Drummond Coal Sales, Inc. v. Norfolk Southern Railway Company

3 F.4th 605 (4th Cir. 2021)

Facts

P entered into a contract with Norfolk Southern for guaranteed shipping services at fixed rates. This allowed P to deal with its customers to both supply coal and encompass in that price the cost of shipping the coal. Article 13 of the P-D Agreement set out the rates D would charge P to deliver the coal from the port to the utility. In exchange for D's promised rates, P promised to ship a certain amount of coal each year under the Agreement. If P did not meet its annual quota, it agreed to pay D shortfall fees. The Agreement did not prohibit D from entering into or shipping coal under other third-party utility contracts. The Agreement expressly allowed D to do so. Behind the scenes, D had contracts with certain utilities that confidentially precluded those utilities from purchasing and shipping coal via the Agreement without incurring liquidated damages. After P and D entered into the Agreement, the coal industry experienced significant change. Federal regulation forced many utilities to close or substantially reduce or eliminate their use of coal. In contrast, the absence of such regulations in other countries made those markets more attractive for coal suppliers. From 2010 to 2014, P did not ship any coal under the Agreement. D claims P made a business choice and elected to ship coal to customers outside the United States where the market was more lucrative. P claims that D's confidential contracts with the utilities sabotaged its ability to use the one-stop-shop rates bargained for in the Agreement. P paid D the required shortfall fees from 2010 to 2014. Then again, in years 2015 and 2016, Drummond did not ship any coal under the Agreement.
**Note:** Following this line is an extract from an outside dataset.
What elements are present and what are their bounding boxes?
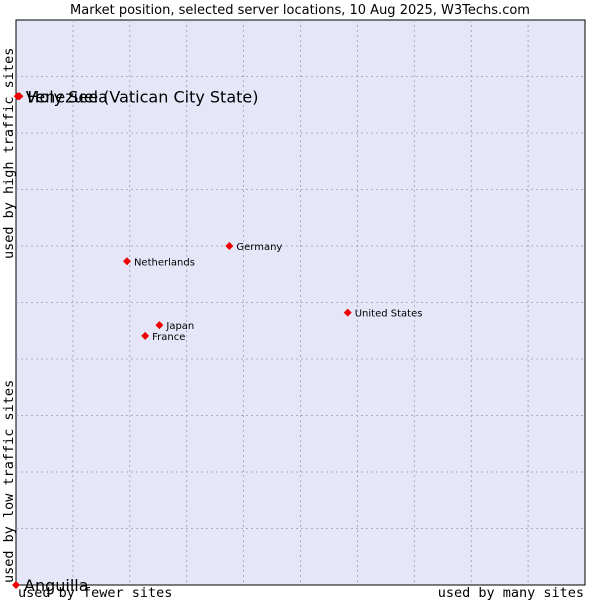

P did not pay the required shortfall fees for those two years. At trial, the two issues were declaratory relief excusing P's performance due to D's breach of the Agreement and rescission based on D's breach. P claimed an express material breach, prevention, and breach of the implied duty of good faith and fair dealing. The jury gave the special verdict to P. The jury determined that the first material breach occurred on July 1, 2010. The court denied P a full recission of the agreement, excused P from paying the fees due in 2015-2016, and denied P the ability to recoup shortfall fees already paid. Both parties appealed.